La question du Salaire minimum interprofessionnel garanti (SMIG) continue d’alimenter le débat public en République démocratique du Congo.
Fixé cette année à 21 500 francs congolais, le nouveau taux suscite des interrogations quant à son application effective, sur fond de tensions entre le gouvernement, la Fédération des entreprises du Congo (FEC) et le banc syndical.Selon le principe de l’État congolais, le SMIG constitue un standard légal en dessous duquel aucun employeur ne peut rémunérer un travailleur. Cette mesure vise à protéger le pouvoir d’achat des salariés et à garantir un minimum vital dans un contexte socio-économique difficile.
Pour éclairer l’opinion sur l’état d’avancement de cette décision, notre rédaction a interrogé M. Jean-Benoît NTANDO, président de l’Organisation des travailleurs unis du Congo (OTUC). À la question de savoir où en est la mise en application du SMIG fixé à 21 500 FC, le responsable syndical a reconnu que la décision a bel et bien fait l’objet d’un consensus entre le gouvernement et le banc syndical.
Toutefois, il a laissé entendre que l’application sur le terrain reste un défi majeur, notamment dans le secteur privé où certaines entreprises tarderaient à s’aligner sur la nouvelle grille salariale. Selon lui, les syndicats restent vigilants et comptent poursuivre les mécanismes de suivi afin de s’assurer que la mesure ne reste pas théorique. Dixit Monsieur NTANDO.

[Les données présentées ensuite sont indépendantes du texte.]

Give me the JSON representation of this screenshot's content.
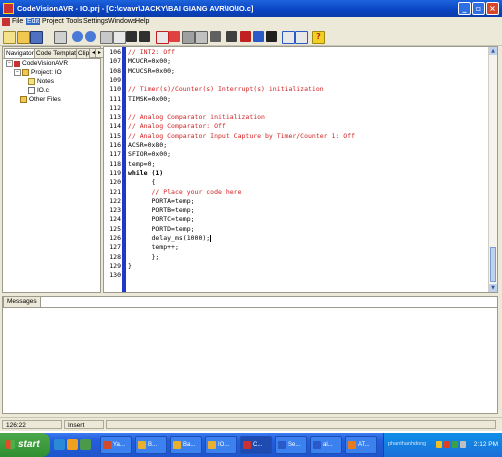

Accusations contre la Première ministre : le syndicat appelle à la Prudence Par ailleurs, certaines sources accusent la Première ministre d’être en connivence avec la FEC et d’avoir été corrompue pour freiner la mise en œuvre effective du SMIG.Interrogé à ce sujet, M. NTando s’est montré prudent. Il n’a pas confirmé ces accusations, soulignant que de telles affirmations nécessitent des preuves concrètes.
Il a insisté sur la nécessité de privilégier le dialogue social et les cadres institutionnels de concertation plutôt que de verser dans des spéculations non étayées.Pour le président de l’OTUC, le débat doit rester centré sur l’amélioration des conditions de vie des travailleurs, sans instrumentalisation politique. Un enjeu social majeur.
Le dossier du SMIG intervient dans un contexte marqué par la hausse du coût de la vie et les revendications croissantes des travailleurs. Entre les attentes des salariés, les contraintes des employeurs et les arbitrages du gouvernement, l’équilibre reste fragile. La fixation du SMIG à 21 500 FC constitue une avancée sur le plan normatif. Reste désormais à garantir son application effective sur l’ensemble du territoire national. Pour les syndicats, la crédibilité du dialogue social dépendra de la capacité des autorités à faire respecter cette décision. Précisons qu’en attendant, les travailleurs congolais espèrent que ce salaire minimum ne demeurera pas une simple annonce, mais qu’il se traduira concrètement dans leurs fiches de paie.